In this post, we’ve explored the foundations of real-time object detection using YOLO (You Only Look Once), one of the most impactful and widely used object detection models. Starting from understanding how YOLO works — dividing the image into grids and predicting bounding boxes using a single forward pass — we walked through its evolution up to YOLOv3 and practiced running it using the original Darknet framework.

You also saw how powerful pre-trained models can be in detecting objects in real-world images, such as Jakarta’s traffic, Indonesian food, or even artwork. These examples highlight YOLO’s capability to work across domains, whether in robotics, urban monitoring, or cultural data.

But this is just the beginning.

What’s Next?#

If you’re curious to go further, here are a few directions:

Train YOLO on your own dataset: Try annotating your own images and training a custom object detector.
Dig into applications: From autonomous systems to assistive devices, object detection is a key part of broader AI systems — and a skill that opens many doors.

Reference#

1
Redmon, Joseph, and Ali Farhadi. "Yolov3: An incremental improvement." arXiv preprint arXiv:1804.02767 (2018).

Epilogue#

This post is a refined and structured version of my earlier Medium article, where I first documented my experience experimenting with YOLO for object detection.
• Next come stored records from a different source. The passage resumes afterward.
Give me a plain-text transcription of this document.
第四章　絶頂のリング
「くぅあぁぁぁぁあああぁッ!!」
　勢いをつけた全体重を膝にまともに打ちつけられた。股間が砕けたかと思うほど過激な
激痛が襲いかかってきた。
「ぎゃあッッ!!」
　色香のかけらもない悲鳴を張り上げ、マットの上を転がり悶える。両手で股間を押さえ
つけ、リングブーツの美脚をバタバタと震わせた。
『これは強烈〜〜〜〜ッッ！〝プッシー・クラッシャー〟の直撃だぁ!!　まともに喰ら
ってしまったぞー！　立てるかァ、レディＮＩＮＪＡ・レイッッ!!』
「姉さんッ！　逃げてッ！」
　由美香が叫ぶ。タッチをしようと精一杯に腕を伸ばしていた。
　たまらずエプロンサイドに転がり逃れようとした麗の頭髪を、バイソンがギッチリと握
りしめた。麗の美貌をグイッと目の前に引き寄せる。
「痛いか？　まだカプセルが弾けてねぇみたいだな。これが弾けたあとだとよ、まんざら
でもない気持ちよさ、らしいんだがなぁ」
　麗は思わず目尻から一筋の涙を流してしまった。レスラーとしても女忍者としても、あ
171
My aim here has been not only to walk through the technical setup — from cloning the Darknet repository to detecting objects with YOLOv3 — but also to place that journey in a wider context. As we build more capable AI systems, especially in computer vision, it’s crucial to stay aware of their societal impact.

YOLO, by design is efficient and real-time to enable applications in self-driving cars, medical imaging, drone footage analysis, and unfortunately, also in surveillance and military tech. This ethical problem was one of the reasons Joseph Redmon, the original creator of YOLO, made the decision to leave the field. He said:

“I stopped doing CV research because I saw the impact my work was having. I loved the work but the military applications and privacy concerns eventually became impossible to ignore.”

This moment invites us to reflect. We often celebrate breakthroughs in AI without asking who benefits, who gets left out, and who could be harmed. Redmon’s message is a reminder that even well-intentioned open research can have unintended consequences when deployed at scale.

So while this guide is practical in nature, I hope it also encourages thoughtful curiosity — not just about how things work, but about why we build them, and what kind of better world we want to build with them.